Approach Requirements Overview
Insurance - Regulated insurer with investment-grade rating
- Minimum 3 years of non-permanence risk cover
- Clearly specified AFOLU or GCS NPRT risk categories
- VCU exchange process triggered by Verra notification
- Minimum liability amount equivalent to the total volume or value of VCUs issued during the insurance period
- Verra is not responsible for the costs of acquiring or maintaining insurance
- Documents must be in English
Fund-based - Held in an investment-grade bank
- Fees set per VCU Issuance, with justification provided
- Certificate of financial capacity from an independent financial institution
- VCU exchange process triggered by Verra notification
- Disclosure of governance safeguards to prevent fund mismanagement
- For GCS projects, distinguish between post-injection site care funds and non-permanence risk management funds
Common - Use ratings from major credit rating agencies (e.g., S&P Global, Moody's, Fitch)

Loss Events and Reversal Procedures

  • In the event of a loss: Project Developers have a reporting obligation to Verra, and the Long-Term Monitoring System (LTMS) will also be utilized.
  • Upon confirmation of a net Reversal: Affected VCUs will be marked as "reversed" on the Verra Registry and proportionally allocated among all VCU holders.
  • Reversal Remediation:
    • Remediated by the Retirement of alternative VCUs.
    • Projects that previously contributed to the Buffer Pool can be proportionally remediated by a combination of Buffer Credits and alternative VCUs (e.g., of a total of 1500 issued VCUs, 1000 from the Pool, 500 from insurance. If a 250 tCO2e Reversal occurs, 167 will be remediated from the Pool and 83 from insurance).
  • If not remediated: Transfer, Retirement, or Cancellation of affected VCUs is not possible. Suspension of additional VCU Issuance. Potential for Verra to implement account suspension measures.

Application Process (Expression of Interest - EOI)

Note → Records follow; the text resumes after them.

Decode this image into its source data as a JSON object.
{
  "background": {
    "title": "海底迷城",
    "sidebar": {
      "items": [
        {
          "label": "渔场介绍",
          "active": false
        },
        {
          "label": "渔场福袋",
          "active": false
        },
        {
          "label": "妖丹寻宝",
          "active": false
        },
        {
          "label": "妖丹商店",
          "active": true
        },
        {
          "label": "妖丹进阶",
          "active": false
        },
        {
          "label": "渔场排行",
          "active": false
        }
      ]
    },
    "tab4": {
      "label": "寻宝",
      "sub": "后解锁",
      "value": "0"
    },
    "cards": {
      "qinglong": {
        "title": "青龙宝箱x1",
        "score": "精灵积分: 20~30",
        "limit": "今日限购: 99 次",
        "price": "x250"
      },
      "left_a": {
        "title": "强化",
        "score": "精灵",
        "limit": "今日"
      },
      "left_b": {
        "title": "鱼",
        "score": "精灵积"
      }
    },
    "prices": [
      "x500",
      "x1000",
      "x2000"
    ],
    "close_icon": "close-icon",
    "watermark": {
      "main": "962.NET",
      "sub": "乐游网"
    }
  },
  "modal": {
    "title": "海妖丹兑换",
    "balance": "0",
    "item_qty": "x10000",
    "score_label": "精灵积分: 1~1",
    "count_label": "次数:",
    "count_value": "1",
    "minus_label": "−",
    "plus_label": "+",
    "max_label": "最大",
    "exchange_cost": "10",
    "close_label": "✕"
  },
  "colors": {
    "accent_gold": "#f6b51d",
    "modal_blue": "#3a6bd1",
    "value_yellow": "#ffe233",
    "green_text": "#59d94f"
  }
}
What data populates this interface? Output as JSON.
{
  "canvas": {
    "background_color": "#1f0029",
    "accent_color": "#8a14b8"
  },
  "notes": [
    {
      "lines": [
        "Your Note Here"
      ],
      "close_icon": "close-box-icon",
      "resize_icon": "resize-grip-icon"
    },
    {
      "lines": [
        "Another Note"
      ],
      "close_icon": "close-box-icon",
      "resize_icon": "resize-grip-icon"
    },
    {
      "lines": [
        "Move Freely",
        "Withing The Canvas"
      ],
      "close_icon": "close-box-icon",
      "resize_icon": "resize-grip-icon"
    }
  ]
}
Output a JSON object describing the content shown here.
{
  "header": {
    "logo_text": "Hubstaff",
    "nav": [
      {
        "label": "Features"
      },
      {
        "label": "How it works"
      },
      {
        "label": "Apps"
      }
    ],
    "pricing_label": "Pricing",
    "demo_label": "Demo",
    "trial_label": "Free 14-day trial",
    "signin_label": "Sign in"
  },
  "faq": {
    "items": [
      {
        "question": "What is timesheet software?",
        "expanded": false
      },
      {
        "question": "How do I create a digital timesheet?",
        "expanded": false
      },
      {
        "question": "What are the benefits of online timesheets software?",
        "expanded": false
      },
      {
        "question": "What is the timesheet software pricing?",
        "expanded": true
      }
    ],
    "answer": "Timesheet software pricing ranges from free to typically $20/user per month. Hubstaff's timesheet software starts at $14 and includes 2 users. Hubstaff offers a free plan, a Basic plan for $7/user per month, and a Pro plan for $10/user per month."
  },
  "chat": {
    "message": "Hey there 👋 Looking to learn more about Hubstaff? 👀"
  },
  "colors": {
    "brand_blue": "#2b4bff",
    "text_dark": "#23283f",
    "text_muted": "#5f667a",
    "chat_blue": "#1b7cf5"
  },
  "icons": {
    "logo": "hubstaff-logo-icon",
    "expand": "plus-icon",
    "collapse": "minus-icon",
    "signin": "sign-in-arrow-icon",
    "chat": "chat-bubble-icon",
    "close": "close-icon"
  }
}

  • Required Documents: Project Developers must submit a 1-3 page Expression of Interest.
  • Content to be Included: Motivation and objectives for participation, project overview (including activity category and location), selected alternative approach, Vintage to be included in the pilot, presence or absence of past Buffer contributions, and next Verification due date.
  • Supporting Documents: Evidence supporting the chosen approach, such as insurance certificates or financial institution documents (to be submitted concurrently with the EOI or at a later date).
  • Submission: Continuously accepted by Liz Guinessey (eguinessey@verra.org).

Conclusion

This pilot program represents a significant step for Verra in exploring innovative approaches to non-permanence risk management and enhancing the maturity of the VCM. By offering diverse risk management options, it aims to encourage Project Developer participation, respond to market needs, and further strengthen the integrity and Durability of Carbon Credits.